How long did it take to get your first paid gig in NYC after moving here?
Right away. I was already a regular at The Stand and StandUp NY. The transition moving there was so minimal compared to what it would’ve been if I had gone five years earlier when I started thinking about it.
How is this scene better/same/worse than the scene you moved from?
Tons more spots. When I have a night off in New York, it almost seems like a mistake. And when I have only one spot it doesn’t even seem worth it.
Way more black comics in the mainstream scene. In LA, it’s so separate but in New York there’s a great overlap.
Can you describe an “only in New York City” moment from your experience here?
Not really. I mean, when Hannibal’s show was really kicking, you could do references that you know they were gonna get in Brooklyn. But that’s the same for any cool, cool-kid nation room in LA, too. The Comedy Store has way more homelessness in the audience than the city of homeless, New York.
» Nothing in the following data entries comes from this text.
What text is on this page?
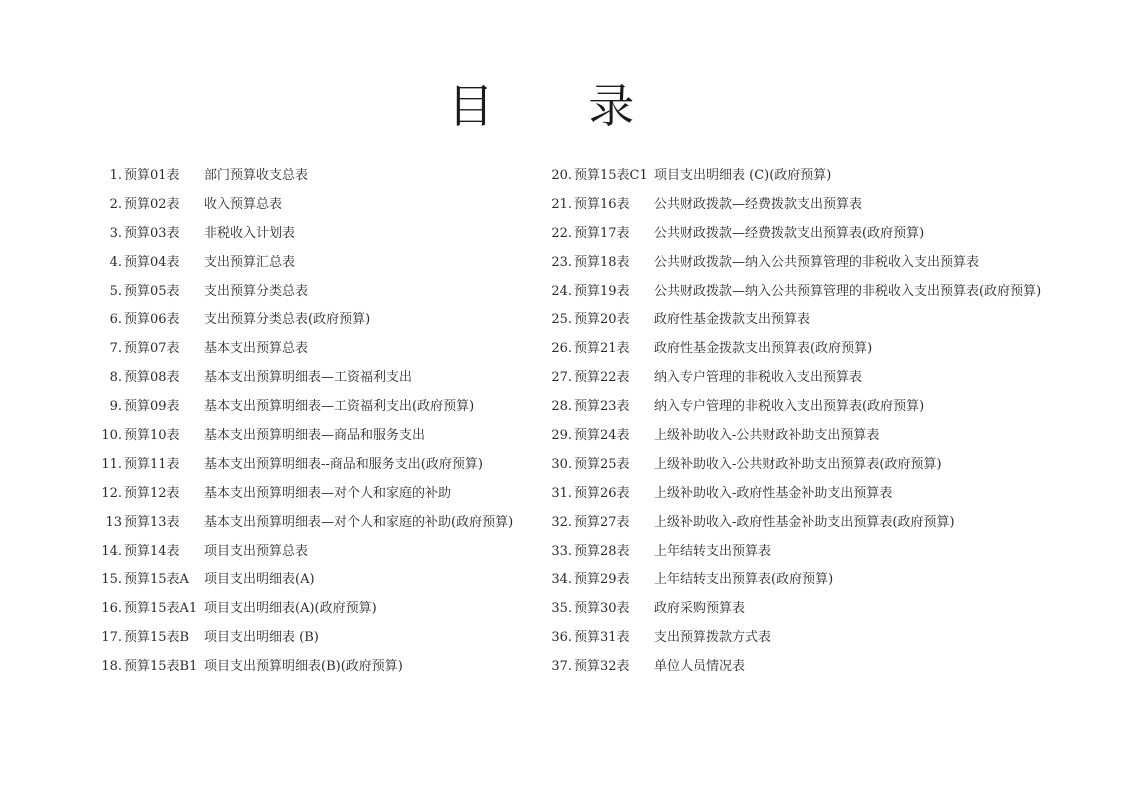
目 录
1. 预算01表	部门预算收支总表
2. 预算02表	收入预算总表
3. 预算03表	非税收入计划表
4. 预算04表	支出预算汇总表
5. 预算05表	支出预算分类总表
6. 预算06表	支出预算分类总表(政府预算)
7. 预算07表	基本支出预算总表
8. 预算08表	基本支出预算明细表—工资福利支出
9. 预算09表	基本支出预算明细表—工资福利支出(政府预算)
10. 预算10表	基本支出预算明细表—商品和服务支出
11. 预算11表	基本支出预算明细表--商品和服务支出(政府预算)
12. 预算12表	基本支出预算明细表—对个人和家庭的补助
13 预算13表	基本支出预算明细表—对个人和家庭的补助(政府预算)
14. 预算14表	项目支出预算总表
15. 预算15表A	项目支出明细表(A)
16. 预算15表A1 项目支出明细表(A)(政府预算)
17. 预算15表B	项目支出明细表 (B)
18. 预算15表B1 项目支出预算明细表(B)(政府预算)
20. 预算15表C1 项目支出明细表 (C)(政府预算)
21. 预算16表	公共财政拨款—经费拨款支出预算表
22. 预算17表	公共财政拨款—经费拨款支出预算表(政府预算)
23. 预算18表	公共财政拨款—纳入公共预算管理的非税收入支出预算表
24. 预算19表	公共财政拨款—纳入公共预算管理的非税收入支出预算表(政府预算)
25. 预算20表	政府性基金拨款支出预算表
26. 预算21表	政府性基金拨款支出预算表(政府预算)
27. 预算22表	纳入专户管理的非税收入支出预算表
28. 预算23表	纳入专户管理的非税收入支出预算表(政府预算)
29. 预算24表	上级补助收入-公共财政补助支出预算表
30. 预算25表	上级补助收入-公共财政补助支出预算表(政府预算)
31. 预算26表	上级补助收入-政府性基金补助支出预算表
32. 预算27表	上级补助收入-政府性基金补助支出预算表(政府预算)
33. 预算28表	上年结转支出预算表
34. 预算29表	上年结转支出预算表(政府预算)
35. 预算30表	政府采购预算表
36. 预算31表	支出预算拨款方式表
37. 预算32表	单位人员情况表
So I don’t know that I’ve had any of those moments. Crowds are crowds, man.
But I’ll tell you what? There’s a lot more going out to drink with audience members in New York. That never happens in LA. But it’s a common occurrence in NY. You finish the show and the city is still up for the next six hours. So people go out and get drinks.
Oh, but if you mean in New York itself and not just onstage. I had a rat run into my foot. That kept me up for six days afterward. And I rode the bus. That’s a very not-LA thing.
What tip would you give to any comedian who moves here?
Find cheap housing. Fuck apartment brokers. There are services that let you get access to all the no-fee apartments for, like, $60.
Where do you see yourself five years from now?
Man, I don’t know. Why would you ask that question to a profession with notoriously low levels of planning for the future? I’m just enjoying doing stand-up. I’ll probably get some idiot pregnant and have to pretend to love a kid I never wanted in Kansas City. Something like that. Hopefully not, but I’m just looking at the odds.
You can see Shaffir around NYC at club such as The Stand and Stand-Up NY. His stand-up special, Paid Regular, tonight at midnight on Comedy Central. You also can buy the unedited and uncensored version of Ari Shaffir: Paid Regular, via VHX. Here’s the animated opening of how Ari Shaffir takes the stage at The Comedy Store:
And here’s a teaser clip for the first season of This Is Not Happening, premiering Thursday, Jan. 22, 2015, following @midnight. It features folks such as Rob Corddry, D.L. Hughley, Keegan-Michael Key, Marc Maron, Steve Rannazzisi, Joe Rogan, Ms. Pat, Sean O’Connor and Paul Scheer, telling their favorite, most embarrassing, or just plain funniest true-life tales in front of a live audience at LA’s most distinguished gentlemen’s club, Cheetahs.
Shaffir has another hourlong stand-up special, “Passive Aggressive,” debuting on Comedy Central in March, while his podcast, Skeptic Tank, draws more than 100,000 visitors.